My mother, however, did not seem to attribute the chaos of her narrative to a vengeful God or the wages of sin. Everything was destroyed, and everyone except for her and me died for no apparent reason. There was no God in the sky, no angels with flaming swords, no rapacious red-eyed demons with flickering tongues. The planet just seemed to throw an enormous tantrum, and she was left alone with a squalling infant. Or so it appeared.

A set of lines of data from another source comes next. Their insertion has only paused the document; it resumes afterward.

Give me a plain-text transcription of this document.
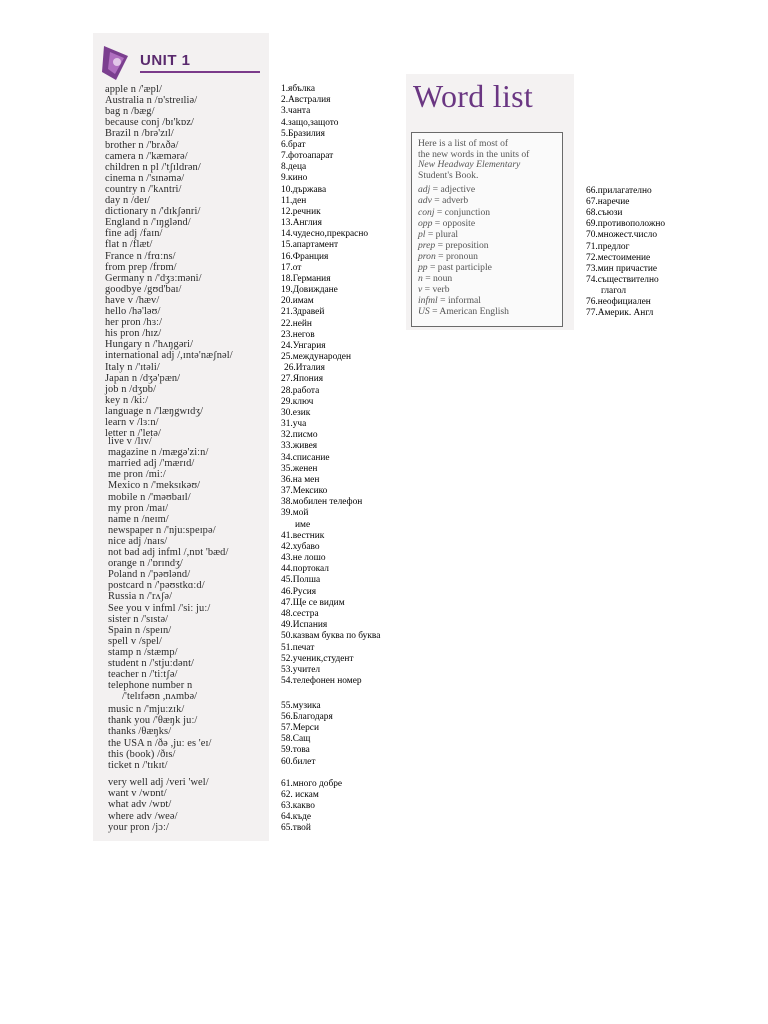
UNIT 1
apple n /'æpl/
Australia n /ɒ'streɪliə/
bag n /bæg/
because conj /bɪ'kɒz/
Brazil n /brə'zɪl/
brother n /'brʌðə/
camera n /'kæmərə/
children n pl /'tʃɪldrən/
cinema n /'sɪnəmə/
country n /'kʌntri/
day n /deɪ/
dictionary n /'dɪkʃənri/
England n /'ɪŋglənd/
fine adj /faɪn/
flat n /flæt/
France n /frɑːns/
from prep /frɒm/
Germany n /'dʒɜːməni/
goodbye /gʊd'baɪ/
have v /hæv/
hello /hə'ləʊ/
her pron /hɜː/
his pron /hɪz/
Hungary n /'hʌŋgəri/
international adj /,ɪntə'næʃnəl/
Italy n /'ɪtəli/
Japan n /dʒə'pæn/
job n /dʒɒb/
key n /kiː/
language n /'læŋgwɪdʒ/
learn v /lɜːn/
letter n /'letə/
live v /lɪv/
magazine n /mægə'ziːn/
married adj /'mærɪd/
me pron /miː/
Mexico n /'meksɪkəʊ/
mobile n /'məʊbaɪl/
my pron /maɪ/
name n /neɪm/
newspaper n /'njuːspeɪpə/
nice adj /naɪs/
not bad adj infml /,nɒt 'bæd/
orange n /'ɒrɪndʒ/
Poland n /'pəʊlənd/
postcard n /'pəʊstkɑːd/
Russia n /'rʌʃə/
See you v infml /'siː juː/
sister n /'sɪstə/
Spain n /speɪn/
spell v /spel/
stamp n /stæmp/
student n /'stjuːdənt/
teacher n /'tiːtʃə/
telephone number n
/'telɪfəʊn ,nʌmbə/
music n /'mjuːzɪk/
thank you /'θæŋk juː/
thanks /θæŋks/
the USA n /ðə ,juː es 'eɪ/
this (book) /ðɪs/
ticket n /'tɪkɪt/
very well adj /veri 'wel/
want v /wɒnt/
what adv /wɒt/
where adv /weə/
your pron /jɔː/
1.ябълка
2.Австралия
3.чанта
4.защо,защото
5.Бразилия
6.брат
7.фотоапарат
8.деца
9.кино
10.държава
11.ден
12.речник
13.Англия
14.чудесно,прекрасно
15.апартамент
16.Франция
17.от
18.Германия
19.Довиждане
20.имам
21.Здравей
22.нейн
23.негов
24.Унгария
25.международен
26.Италия
27.Япония
28.работа
29.ключ
30.език
31.уча
32.писмо
33.живея
34.списание
35.женен
36.на мен
37.Мексико
38.мобилен телефон
39.мой
име
41.вестник
42.хубаво
43.не лошо
44.портокал
45.Полша
46.Русия
47.Ще се видим
48.сестра
49.Испания
50.казвам буква по буква
51.печат
52.ученик,студент
53.учител
54.телефонен номер
55.музика
56.Благодаря
57.Мерси
58.Сащ
59.това
60.билет
61.много добре
62. искам
63.какво
64.къде
65.твой
66.прилагателно
67.наречие
68.съюзи
69.противоположно
70.множест.число
71.предлог
72.местоимение
73.мин причастие
74.съществително
глагол
76.неофициален
77.Америк. Англ
Word list
Here is a list of most of
the new words in the units of
New Headway Elementary
Student's Book.
adj = adjective
adv = adverb
conj = conjunction
opp = opposite
pl = plural
prep = preposition
pron = pronoun
pp = past participle
n = noun
v = verb
infml = informal
US = American English
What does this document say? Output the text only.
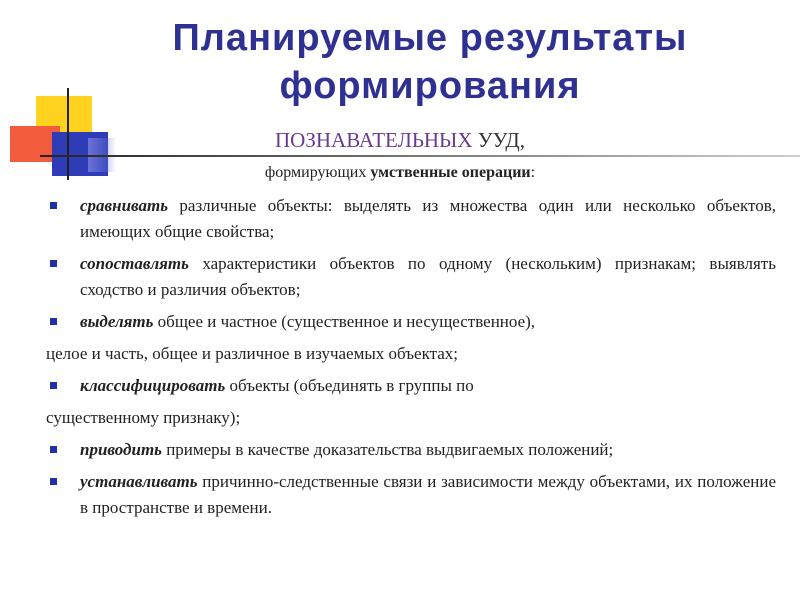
Планируемые результаты
формирования
ПОЗНАВАТЕЛЬНЫХ УУД,
формирующих умственные операции:
сравнивать различные объекты: выделять из множества один или несколько объектов, имеющих общие свойства;
сопоставлять характеристики объектов по одному (нескольким) признакам; выявлять сходство и различия объектов;
выделять общее и частное (существенное и несущественное),
целое и часть, общее и различное в изучаемых объектах;
классифицировать объекты (объединять в группы по
существенному признаку);
приводить примеры в качестве доказательства выдвигаемых положений;
устанавливать причинно-следственные связи и зависимости между объектами, их положение в пространстве и времени.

And it didnt seem to me that nobody or nothing was left alive but I was still afraid to leave May by herself. So I had to take her with me every time Id go look for food and things. It made it hard to carry a lot of things at once. We were staying in Franklin, the school that was a few blocks away from our old house. It was only partly destroyed, so it would keep us dry in a storm but it didnt have no running water or working toilets or lights or nothing. The good thing was that there wasnt anyone else around so I could walk to the grocery store and take whatever I could get that wasnt ruined. Id take a shopping cart and put everything I could find in it and take the cart with me all the way to the school. Sometimes I felt like I was stealing and I didnt feel right about that but there wasnt no one there to take my money and my baby was hungry. So Id take all the formula and baby food I could find and Id get a lot of canned foods and things that wouldnt go bad and Id make a little fire in a metal garbage can to cook them with. For a while I could eat fruit and vegetables but they got rotten. For a while I could eat bread but it soon got really moldy. I didnt trust to eat meat and I didnt know what I would do when May got old enough to eat real food because I dont think I was eating so healthy. I took all the diapers I could find for May. We had more than enough of those. But the toilets werent working so after a while I'd just go outside but I felt embearased about that. And I really wished I had some company. I was so glad that May was with me but she was just a baby and all she did was scream and cry. I just wished I had someone to talk to, someone who cared. Someone who would protect us. Cos I thought we was all by ourselves but I also thought that there was evil left in the world.